I found it bit weird, since we know $Y_i-E(Y_i) = 0$, why can't we simply take that $S_n – E(S_n) = 0$ where $S_n = \sum_{i=1}^n Y_i$ ?
Am I missing something wrong ?
Best Answer
Yes, you can apply Hoeffding's lemma directly to $X:=S_n-E(S_n)$. Since $S_n$ has mean zero and $\sum a_i\le S_n\le\sum b_i$, Hoeffding's lemma gives: $$ E(\exp\big(s[S_n-E(S_n)]\big)\le \exp\big(\frac18 s^2\left[\sum \left(b_i-a_i\right)\right]^2\big).\tag1 $$ But note the subtle difference between (1) and what you get when you apply Hoeffding to each $X_i$: $$ E(\exp\big(s[S_n-E(S_n)]\big)=\prod_{i=1}^n E(\exp\big(s[X_i-E(X_i)]\big)\le \exp\big(\frac18 s^2\sum \left(b_i-a_i\right)^2\big).\tag2 $$ That is, (1) has the quantity $(\sum c_i)^2$ where (2) has $\sum c_i^2$. Since the $c$'s are all nonnegative, we have $\sum c_i^2\le (\sum c_i)^2$ so version (2) gives the sharper upper bound.

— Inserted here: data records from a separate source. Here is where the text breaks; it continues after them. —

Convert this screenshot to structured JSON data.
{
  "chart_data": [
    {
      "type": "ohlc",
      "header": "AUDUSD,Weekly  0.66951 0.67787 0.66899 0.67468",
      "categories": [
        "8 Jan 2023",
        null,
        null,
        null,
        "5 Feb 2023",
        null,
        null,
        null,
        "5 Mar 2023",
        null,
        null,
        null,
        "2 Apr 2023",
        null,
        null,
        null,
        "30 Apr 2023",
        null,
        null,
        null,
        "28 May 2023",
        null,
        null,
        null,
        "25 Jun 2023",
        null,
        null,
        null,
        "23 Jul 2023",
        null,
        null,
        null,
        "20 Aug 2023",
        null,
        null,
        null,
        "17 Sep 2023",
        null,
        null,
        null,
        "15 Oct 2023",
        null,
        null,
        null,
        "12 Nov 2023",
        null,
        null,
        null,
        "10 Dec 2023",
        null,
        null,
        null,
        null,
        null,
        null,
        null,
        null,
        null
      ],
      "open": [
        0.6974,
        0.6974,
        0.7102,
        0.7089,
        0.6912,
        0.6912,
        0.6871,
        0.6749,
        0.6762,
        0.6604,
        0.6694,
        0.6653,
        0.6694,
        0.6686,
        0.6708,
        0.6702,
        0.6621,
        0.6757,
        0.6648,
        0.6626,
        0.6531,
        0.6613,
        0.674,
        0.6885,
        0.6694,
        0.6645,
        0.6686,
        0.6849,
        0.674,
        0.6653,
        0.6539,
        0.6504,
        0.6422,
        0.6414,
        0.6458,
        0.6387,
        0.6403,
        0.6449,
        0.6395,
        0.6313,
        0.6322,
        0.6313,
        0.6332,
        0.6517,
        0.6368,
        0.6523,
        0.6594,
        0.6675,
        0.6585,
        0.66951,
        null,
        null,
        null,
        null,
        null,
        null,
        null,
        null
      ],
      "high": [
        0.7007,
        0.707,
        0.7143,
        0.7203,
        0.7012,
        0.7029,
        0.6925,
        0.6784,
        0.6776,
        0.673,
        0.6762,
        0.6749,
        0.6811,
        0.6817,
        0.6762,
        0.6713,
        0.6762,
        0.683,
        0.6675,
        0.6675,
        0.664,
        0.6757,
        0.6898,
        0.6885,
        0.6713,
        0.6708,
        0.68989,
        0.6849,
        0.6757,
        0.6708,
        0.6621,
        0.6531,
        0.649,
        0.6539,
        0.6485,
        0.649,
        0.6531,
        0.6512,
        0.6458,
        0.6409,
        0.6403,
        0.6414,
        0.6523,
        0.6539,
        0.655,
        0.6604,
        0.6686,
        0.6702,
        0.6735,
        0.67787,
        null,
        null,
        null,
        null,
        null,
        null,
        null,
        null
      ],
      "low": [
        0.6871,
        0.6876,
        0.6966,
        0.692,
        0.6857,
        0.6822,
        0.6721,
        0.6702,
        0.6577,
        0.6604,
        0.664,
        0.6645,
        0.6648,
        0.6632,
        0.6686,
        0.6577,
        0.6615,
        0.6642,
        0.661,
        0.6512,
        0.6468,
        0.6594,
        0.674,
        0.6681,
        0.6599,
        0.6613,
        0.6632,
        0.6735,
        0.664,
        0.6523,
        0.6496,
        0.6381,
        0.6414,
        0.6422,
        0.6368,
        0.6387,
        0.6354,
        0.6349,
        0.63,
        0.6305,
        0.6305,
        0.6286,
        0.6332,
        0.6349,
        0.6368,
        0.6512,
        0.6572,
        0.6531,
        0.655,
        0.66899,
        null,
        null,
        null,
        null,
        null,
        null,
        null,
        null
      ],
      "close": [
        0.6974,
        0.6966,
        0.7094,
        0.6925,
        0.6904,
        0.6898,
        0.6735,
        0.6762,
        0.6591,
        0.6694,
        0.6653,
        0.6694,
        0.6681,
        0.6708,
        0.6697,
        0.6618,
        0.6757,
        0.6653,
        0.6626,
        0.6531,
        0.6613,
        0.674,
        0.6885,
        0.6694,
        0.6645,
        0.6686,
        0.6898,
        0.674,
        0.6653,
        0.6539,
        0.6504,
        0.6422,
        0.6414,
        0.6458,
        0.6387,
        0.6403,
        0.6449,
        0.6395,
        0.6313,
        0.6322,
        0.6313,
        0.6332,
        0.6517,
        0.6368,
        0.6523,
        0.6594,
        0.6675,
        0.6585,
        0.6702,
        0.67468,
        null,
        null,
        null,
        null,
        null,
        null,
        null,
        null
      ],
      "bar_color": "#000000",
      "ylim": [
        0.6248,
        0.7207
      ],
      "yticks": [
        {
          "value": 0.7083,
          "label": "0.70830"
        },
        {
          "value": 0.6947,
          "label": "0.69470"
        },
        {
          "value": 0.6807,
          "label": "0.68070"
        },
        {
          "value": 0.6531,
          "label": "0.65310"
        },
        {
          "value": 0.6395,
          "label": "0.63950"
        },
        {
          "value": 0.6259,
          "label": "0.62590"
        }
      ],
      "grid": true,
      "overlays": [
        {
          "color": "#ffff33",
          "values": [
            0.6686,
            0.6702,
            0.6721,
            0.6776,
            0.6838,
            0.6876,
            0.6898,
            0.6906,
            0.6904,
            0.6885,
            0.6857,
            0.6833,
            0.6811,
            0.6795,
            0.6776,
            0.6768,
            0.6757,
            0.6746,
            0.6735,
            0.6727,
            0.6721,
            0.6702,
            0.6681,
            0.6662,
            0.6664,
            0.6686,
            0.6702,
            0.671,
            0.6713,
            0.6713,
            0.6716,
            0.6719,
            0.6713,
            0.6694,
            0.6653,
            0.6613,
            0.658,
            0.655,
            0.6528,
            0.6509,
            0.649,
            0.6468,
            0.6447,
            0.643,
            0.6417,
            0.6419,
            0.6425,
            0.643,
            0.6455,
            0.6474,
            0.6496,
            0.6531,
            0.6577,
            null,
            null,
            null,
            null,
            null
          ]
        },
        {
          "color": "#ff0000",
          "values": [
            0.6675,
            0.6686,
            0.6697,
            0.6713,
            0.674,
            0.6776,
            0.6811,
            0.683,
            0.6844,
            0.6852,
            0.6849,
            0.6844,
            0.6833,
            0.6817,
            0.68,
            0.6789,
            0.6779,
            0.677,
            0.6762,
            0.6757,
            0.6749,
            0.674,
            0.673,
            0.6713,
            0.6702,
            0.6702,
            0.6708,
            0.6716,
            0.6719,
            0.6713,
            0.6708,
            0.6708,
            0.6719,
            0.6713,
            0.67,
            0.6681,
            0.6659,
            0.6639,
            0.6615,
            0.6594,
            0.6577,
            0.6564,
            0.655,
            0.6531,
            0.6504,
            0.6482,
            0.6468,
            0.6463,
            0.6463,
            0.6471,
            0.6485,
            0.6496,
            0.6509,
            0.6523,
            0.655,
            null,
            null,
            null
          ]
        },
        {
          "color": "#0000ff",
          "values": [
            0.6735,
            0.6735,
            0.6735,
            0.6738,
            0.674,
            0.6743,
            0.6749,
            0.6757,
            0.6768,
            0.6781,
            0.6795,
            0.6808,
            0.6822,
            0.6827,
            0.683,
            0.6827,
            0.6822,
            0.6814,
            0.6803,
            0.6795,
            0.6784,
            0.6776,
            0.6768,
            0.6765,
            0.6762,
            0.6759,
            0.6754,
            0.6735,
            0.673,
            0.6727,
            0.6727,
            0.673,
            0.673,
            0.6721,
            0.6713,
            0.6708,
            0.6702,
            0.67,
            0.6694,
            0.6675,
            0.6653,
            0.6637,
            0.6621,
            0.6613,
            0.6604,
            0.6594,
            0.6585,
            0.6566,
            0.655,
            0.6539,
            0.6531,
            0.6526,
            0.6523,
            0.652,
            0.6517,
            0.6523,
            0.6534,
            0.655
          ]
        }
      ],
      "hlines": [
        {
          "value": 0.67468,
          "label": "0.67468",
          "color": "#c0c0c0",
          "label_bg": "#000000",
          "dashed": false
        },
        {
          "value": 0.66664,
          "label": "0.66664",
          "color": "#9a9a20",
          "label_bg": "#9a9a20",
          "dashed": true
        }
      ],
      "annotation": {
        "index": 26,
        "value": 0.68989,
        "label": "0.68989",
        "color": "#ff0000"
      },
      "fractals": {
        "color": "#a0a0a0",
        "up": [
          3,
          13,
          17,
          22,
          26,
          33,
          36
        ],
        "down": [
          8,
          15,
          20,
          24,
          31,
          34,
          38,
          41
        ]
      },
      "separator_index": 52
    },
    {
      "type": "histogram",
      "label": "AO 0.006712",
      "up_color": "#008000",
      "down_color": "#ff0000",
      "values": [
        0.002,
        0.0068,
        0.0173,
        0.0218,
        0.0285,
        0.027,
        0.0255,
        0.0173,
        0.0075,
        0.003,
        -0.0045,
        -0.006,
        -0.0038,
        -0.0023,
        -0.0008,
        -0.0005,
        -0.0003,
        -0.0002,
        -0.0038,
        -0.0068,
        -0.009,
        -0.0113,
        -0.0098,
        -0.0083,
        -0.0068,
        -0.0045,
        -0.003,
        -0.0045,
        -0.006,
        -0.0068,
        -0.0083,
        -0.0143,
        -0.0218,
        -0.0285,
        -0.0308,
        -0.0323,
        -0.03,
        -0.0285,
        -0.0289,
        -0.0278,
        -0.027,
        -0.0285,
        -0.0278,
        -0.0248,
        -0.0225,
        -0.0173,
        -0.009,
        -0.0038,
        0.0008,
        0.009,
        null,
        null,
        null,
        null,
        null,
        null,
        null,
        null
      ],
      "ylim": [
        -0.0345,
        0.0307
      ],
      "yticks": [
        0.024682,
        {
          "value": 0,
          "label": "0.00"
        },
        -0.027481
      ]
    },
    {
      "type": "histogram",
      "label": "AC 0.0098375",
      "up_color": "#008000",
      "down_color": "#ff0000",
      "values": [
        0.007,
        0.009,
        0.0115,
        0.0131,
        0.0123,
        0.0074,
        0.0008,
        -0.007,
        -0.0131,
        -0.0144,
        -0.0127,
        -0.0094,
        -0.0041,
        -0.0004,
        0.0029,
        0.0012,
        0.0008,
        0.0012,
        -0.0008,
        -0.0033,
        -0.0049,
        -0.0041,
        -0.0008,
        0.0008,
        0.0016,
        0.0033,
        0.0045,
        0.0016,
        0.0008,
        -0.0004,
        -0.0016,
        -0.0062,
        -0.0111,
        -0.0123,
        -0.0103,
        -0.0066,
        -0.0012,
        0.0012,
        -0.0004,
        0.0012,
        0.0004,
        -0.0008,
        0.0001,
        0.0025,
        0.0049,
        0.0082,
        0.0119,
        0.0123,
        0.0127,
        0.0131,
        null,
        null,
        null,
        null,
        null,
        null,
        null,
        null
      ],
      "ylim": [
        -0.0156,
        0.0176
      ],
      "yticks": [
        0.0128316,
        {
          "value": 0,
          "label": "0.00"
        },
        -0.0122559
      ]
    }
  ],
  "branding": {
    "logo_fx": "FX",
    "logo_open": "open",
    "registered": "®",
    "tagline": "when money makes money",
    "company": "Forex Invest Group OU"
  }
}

This makes a difference, as you can see in the special case where the $a$'s are all equal and the $b$'s are all equal: Compared to $nc^2$ in version (2), version (1) has $n^2c^2$. If you follow this through to the end of the derivation of Hoeffding's inequality, $n^2c^2$ is coarse enough to wipe out the power of the resulting inequality.